Group	Intervention	Description
Peptides with GM-CSF-in-adjuvant, with upfront IL-2	low-dose IL-2	Each of the peptides plus tetanus toxoid peptide, plus GM-CSF in adjuvant, administered subcutaneously and intradermally. Systemic low-dose IL-2 will be administered daily for 6 weeks, beginning at week 1 and ending at week 7.
Peptides with GM-CSF-in-adjuvant, with upfront IL-2	melanoma vaccine	Each of the peptides plus tetanus toxoid peptide, plus GM-CSF in adjuvant, administered subcutaneously and intradermally. Systemic low-dose IL-2 will be administered daily for 6 weeks, beginning at week 1 and ending at week 7.
Peptides plus GM-CSF-in-adjuvant, delayed IL-2	low-dose IL-2	Peptides plus GMCSF-in-adjuvant, with delayed IL-2. Each of the peptides plus tetanus toxoid peptide, plus GM-CSF in adjuvant, administered subcutaneously and intradermally.

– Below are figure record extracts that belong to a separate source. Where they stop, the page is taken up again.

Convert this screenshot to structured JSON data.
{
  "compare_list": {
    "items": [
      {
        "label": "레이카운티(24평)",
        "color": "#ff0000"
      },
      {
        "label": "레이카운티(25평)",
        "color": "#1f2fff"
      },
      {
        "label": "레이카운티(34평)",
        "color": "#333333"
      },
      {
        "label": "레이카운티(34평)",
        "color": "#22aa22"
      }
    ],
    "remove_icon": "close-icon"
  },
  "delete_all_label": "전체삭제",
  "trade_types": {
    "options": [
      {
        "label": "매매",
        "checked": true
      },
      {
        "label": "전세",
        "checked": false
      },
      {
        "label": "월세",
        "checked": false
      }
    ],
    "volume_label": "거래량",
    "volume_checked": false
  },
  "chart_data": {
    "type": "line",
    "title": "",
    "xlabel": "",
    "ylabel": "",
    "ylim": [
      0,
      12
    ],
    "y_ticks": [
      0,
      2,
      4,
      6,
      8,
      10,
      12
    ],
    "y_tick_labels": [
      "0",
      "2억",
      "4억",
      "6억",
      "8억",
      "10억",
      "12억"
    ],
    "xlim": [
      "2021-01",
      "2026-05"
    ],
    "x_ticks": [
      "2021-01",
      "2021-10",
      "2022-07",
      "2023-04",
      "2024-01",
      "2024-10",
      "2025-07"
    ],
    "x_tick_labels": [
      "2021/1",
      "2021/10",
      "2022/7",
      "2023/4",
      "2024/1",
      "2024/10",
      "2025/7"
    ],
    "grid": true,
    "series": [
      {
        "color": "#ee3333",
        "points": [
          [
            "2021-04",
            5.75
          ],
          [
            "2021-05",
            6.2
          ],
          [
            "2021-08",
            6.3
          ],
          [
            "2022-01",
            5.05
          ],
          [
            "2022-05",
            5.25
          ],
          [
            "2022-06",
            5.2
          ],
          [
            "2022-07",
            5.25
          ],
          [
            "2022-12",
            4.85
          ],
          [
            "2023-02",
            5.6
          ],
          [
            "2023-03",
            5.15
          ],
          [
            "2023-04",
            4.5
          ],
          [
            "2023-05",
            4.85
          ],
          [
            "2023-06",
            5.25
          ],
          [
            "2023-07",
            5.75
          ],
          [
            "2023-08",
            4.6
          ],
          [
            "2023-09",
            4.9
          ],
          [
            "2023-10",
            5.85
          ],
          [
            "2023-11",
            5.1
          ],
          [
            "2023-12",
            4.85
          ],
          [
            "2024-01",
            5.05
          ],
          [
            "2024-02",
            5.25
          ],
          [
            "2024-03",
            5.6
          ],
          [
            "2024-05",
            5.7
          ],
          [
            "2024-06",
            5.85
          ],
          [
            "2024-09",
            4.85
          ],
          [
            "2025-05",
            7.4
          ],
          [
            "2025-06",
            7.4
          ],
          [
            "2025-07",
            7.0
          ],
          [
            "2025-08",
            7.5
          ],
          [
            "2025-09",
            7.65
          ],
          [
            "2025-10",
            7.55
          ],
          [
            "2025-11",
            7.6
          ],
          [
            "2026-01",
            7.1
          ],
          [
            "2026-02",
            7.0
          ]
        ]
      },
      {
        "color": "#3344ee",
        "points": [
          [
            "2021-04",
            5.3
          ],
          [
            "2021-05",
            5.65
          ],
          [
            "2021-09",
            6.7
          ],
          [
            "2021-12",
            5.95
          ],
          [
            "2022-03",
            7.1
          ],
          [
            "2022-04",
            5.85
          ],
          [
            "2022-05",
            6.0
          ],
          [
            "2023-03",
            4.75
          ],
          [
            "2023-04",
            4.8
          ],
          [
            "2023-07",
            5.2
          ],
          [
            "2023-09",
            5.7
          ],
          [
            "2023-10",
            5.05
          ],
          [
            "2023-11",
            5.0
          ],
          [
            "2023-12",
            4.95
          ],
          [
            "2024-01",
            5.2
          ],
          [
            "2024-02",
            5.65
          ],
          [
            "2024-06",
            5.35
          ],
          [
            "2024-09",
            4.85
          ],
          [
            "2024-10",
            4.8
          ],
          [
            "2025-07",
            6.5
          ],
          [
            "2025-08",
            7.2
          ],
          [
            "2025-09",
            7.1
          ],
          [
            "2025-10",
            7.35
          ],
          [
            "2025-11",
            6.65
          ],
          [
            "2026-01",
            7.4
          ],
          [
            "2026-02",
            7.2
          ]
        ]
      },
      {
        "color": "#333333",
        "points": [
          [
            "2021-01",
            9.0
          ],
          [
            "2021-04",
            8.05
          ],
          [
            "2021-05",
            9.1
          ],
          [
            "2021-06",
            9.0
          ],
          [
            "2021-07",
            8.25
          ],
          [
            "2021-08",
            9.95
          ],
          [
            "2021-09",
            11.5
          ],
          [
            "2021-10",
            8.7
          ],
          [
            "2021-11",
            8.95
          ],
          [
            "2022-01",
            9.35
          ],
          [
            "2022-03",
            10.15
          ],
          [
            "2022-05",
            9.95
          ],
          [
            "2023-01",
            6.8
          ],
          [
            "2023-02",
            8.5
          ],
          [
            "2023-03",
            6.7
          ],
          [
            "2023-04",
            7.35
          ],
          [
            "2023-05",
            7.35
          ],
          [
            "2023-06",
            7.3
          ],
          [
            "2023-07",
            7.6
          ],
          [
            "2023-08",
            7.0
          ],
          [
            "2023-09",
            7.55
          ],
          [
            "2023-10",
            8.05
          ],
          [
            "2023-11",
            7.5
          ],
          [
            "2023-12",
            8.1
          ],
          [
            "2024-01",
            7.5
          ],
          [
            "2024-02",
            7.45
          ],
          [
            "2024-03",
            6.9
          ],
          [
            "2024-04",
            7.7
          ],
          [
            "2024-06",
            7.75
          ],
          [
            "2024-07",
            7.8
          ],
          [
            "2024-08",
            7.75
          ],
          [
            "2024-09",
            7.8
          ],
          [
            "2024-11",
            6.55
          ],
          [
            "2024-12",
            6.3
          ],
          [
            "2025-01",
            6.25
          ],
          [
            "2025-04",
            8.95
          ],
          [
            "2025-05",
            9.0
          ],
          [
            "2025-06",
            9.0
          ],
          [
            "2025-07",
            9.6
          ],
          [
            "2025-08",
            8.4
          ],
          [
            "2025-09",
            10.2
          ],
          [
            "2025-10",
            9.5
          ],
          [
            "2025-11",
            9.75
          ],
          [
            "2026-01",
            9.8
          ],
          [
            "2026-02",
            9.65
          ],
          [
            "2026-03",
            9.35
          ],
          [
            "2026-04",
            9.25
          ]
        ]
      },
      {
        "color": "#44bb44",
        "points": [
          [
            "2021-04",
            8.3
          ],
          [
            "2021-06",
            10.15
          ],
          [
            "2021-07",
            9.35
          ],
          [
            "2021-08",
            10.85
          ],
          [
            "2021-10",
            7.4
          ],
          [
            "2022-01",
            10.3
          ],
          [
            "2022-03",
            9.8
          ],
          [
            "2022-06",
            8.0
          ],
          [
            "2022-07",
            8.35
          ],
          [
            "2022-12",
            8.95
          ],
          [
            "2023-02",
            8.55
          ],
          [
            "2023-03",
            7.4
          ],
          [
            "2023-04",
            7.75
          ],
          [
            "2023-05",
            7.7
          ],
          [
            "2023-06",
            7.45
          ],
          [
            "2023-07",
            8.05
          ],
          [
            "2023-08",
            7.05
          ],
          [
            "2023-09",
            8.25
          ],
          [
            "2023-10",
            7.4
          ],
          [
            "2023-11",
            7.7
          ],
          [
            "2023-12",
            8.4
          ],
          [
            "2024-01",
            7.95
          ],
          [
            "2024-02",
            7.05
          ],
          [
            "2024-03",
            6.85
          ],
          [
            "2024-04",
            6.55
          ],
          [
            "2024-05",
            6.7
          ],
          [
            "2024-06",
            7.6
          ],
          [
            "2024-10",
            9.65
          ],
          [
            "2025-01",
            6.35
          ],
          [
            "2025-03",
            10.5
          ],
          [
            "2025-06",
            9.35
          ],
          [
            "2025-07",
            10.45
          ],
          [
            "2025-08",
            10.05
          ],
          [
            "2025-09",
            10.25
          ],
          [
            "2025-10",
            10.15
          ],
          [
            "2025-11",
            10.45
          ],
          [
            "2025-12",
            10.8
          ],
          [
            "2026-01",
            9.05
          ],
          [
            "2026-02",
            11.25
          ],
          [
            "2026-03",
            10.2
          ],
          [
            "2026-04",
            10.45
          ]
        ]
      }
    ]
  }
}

Systemic low-dose IL-2 will be administered daily for 6 weeks, beginning at week 4 and ending at week 10.
Peptides plus GM-CSF-in-adjuvant, delayed IL-2	melanoma vaccine	Peptides plus GMCSF-in-adjuvant, with delayed IL-2. Each of the peptides plus tetanus toxoid peptide, plus GM-CSF in adjuvant, administered subcutaneously and intradermally. Systemic low-dose IL-2 will be administered daily for 6 weeks, beginning at week 4 and ending at week 10.

Primary Outcome Measures

Name	Time	Method
To evaluate the effect of systemic low-dose IL-2 on the immunogenicity of a vaccine comprising synthetic melanoma peptides plus GM-CSF-in-adjuvant.

Secondary Outcome Measures

Name	Time	Method
Changes in disease, analysis of melanoma antigen (gp100, tyrosinase, MART-1) expression on melanoma cells from metastatic sites, Vitiligo.